Kalau ada istilah asli Indonesia yang belum pernah dipakai untuk
pengertian-pengertian non-konseling, sebenarnya akan baik juga. Istilah baru
ini, kalau memang ada, tentulah harus dikaji terlebih dahulu ketepatannya.
TUJUAN BIMBINGAN
DAN KONSELING
Dalam berbagai literatur tentang bimbingan dan konseling, para ahli mengemukakan tentang tujuan bimbingan dan konseling yang beragam, tetapi pada intinya akan menerucut pada tujuan yang sama yaitu tercapainya perkembangan para peserta didik/klien secara optimal dan tercapainya penyesuaian diri..
ASAS-ASAS
BIMBINGAN DAN KONSELING
Penyelenggaraan
layanan dan kegiatan pendukung bimbingan dan konseling selain dimuati oleh
fungsi dan didasarkan pada prinsip-prinsip tertentu, juga dituntut untuk
memenuhi sejumlah asas bimbingan. Pemenuhan asas-asas bimbingan itu akan
memperlancar pelaksanaan dan lebih menjamin keberhasilan layanan/kegiatan,
sedangkan pengingkarannya akan dapat menghambat atau bahkan menggagalkan
pelaksanaan, serta mengurangi atau mengaburkan hasil layanan/kegiatan bimbingan
dan konseling itu sendiri.
Betapa pentingnya
asas-asas bimbingan konseling ini sehingga dikatakan sebagai jiwa dan nafas
dari seluruh kehidupan layanan bimbingan dan konseling. Apabila asas-asas ini
tidak dijalankan dengan baik, maka penyelenggaraan bimbingan dan konseling akan
berjalan tersendat-sendat atau bahkan terhenti sama sekali.
Asas- asas
bimbingan dan konseling tersebut adalah :
1. Asas
Kerahasiaan, Asas yang menuntut dirahasiakannya segenap data dan
keterangan peserta didik (klien) yang menjadi sasaran layanan, yaitu data atau
keterangan yang tidak boleh dan tidak layak diketahui orang lain. Dalam
hal ini, guru pembimbing (konselor) berkewajiban memelihara dan menjaga semua
data dan keterangan itu sehingga kerahasiaanya benar-benar terjamin.
2. Asas
Kesukarelaan , Asas yang menghendaki adanya kesukaan dan kerelaan peserta
didik (klien) mengikuti/ menjalani layanan/kegiatan yang diperuntukkan baginya.
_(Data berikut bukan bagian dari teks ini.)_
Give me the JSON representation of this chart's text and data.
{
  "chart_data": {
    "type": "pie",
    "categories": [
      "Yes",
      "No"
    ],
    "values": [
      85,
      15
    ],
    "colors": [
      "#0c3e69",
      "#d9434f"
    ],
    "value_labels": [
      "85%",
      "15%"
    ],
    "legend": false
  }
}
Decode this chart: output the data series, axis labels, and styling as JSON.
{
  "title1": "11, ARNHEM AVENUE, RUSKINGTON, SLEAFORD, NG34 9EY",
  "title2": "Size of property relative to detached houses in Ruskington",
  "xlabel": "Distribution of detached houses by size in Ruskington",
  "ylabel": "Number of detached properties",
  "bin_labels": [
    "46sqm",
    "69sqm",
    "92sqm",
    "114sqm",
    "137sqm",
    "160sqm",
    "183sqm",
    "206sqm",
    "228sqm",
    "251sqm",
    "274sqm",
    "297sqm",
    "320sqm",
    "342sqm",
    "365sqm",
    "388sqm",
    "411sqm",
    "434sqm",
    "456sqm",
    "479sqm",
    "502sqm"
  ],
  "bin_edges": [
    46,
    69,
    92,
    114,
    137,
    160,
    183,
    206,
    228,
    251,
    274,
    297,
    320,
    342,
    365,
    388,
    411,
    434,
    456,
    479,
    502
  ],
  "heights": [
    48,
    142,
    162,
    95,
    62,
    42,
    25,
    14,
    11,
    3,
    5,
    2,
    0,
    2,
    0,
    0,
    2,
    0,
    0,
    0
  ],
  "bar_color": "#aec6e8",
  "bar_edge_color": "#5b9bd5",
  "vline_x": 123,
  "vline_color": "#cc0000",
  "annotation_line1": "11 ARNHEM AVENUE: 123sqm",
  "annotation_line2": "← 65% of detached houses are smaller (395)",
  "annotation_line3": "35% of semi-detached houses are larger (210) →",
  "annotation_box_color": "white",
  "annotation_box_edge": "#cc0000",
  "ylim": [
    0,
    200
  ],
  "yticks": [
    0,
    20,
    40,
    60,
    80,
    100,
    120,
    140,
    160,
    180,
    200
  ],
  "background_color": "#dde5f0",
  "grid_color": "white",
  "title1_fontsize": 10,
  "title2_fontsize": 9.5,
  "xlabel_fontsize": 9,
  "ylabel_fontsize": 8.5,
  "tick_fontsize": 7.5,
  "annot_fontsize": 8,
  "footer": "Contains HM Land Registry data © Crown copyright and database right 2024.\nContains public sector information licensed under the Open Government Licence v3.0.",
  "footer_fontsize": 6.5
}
Guru Pembimbing (konselor) berkewajiban membina dan mengembangkan kesukarelaan
seperti itu.
3.
Asas Keterbukaan, Asas yang menghendaki agar peserta didik (klien) yang
menjadi sasaran layanan/kegiatan bersikap terbuka dan tidak berpura-pura, baik
dalam memberikan keterangan tentang dirinya sendiri maupun dalam menerima
berbagai informasi dan materi dari luar yang berguna bagi pengembangan dirinya.
Guru pembimbing (konselor) berkewajiban mengembangkan keterbukaan peserta didik
(klien). Agar peserta didik (klien) mau terbuka, guru pembimbing (konselor)
terlebih dahulu bersikap terbuka dan tidak berpura-pura. Asas keterbukaan ini
bertalian erat dengan asas kerahasiaan dan dan kekarelaan.
4.
Asas Kegiatan, Asas yang menghendaki agar peserta didik (klien) yang
menjadi sasaran layanan dapat berpartisipasi aktif di dalam
penyelenggaraan/kegiatan bimbingan. Guru Pembimbing (konselor) perlu mendorong
dan memotivasi peserta didik untuk dapat aktif dalam setiap layanan/kegiatan
yang diberikan kepadanya.
5.
Asas Kemandirian, Asas yang menunjukkan pada tujuan umum bimbingan dan
konseling; yaitu peserta didik (klien) sebagai sasaran layanan/kegiatan
bimbingan dan konseling diharapkan menjadi individu-individu yang mandiri,
dengan ciri-ciri mengenal diri sendiri dan lingkungannya, mampu mengambil keputusan,
mengarahkan, serta mewujudkan diri sendiri. Guru Pembimbing (konselor)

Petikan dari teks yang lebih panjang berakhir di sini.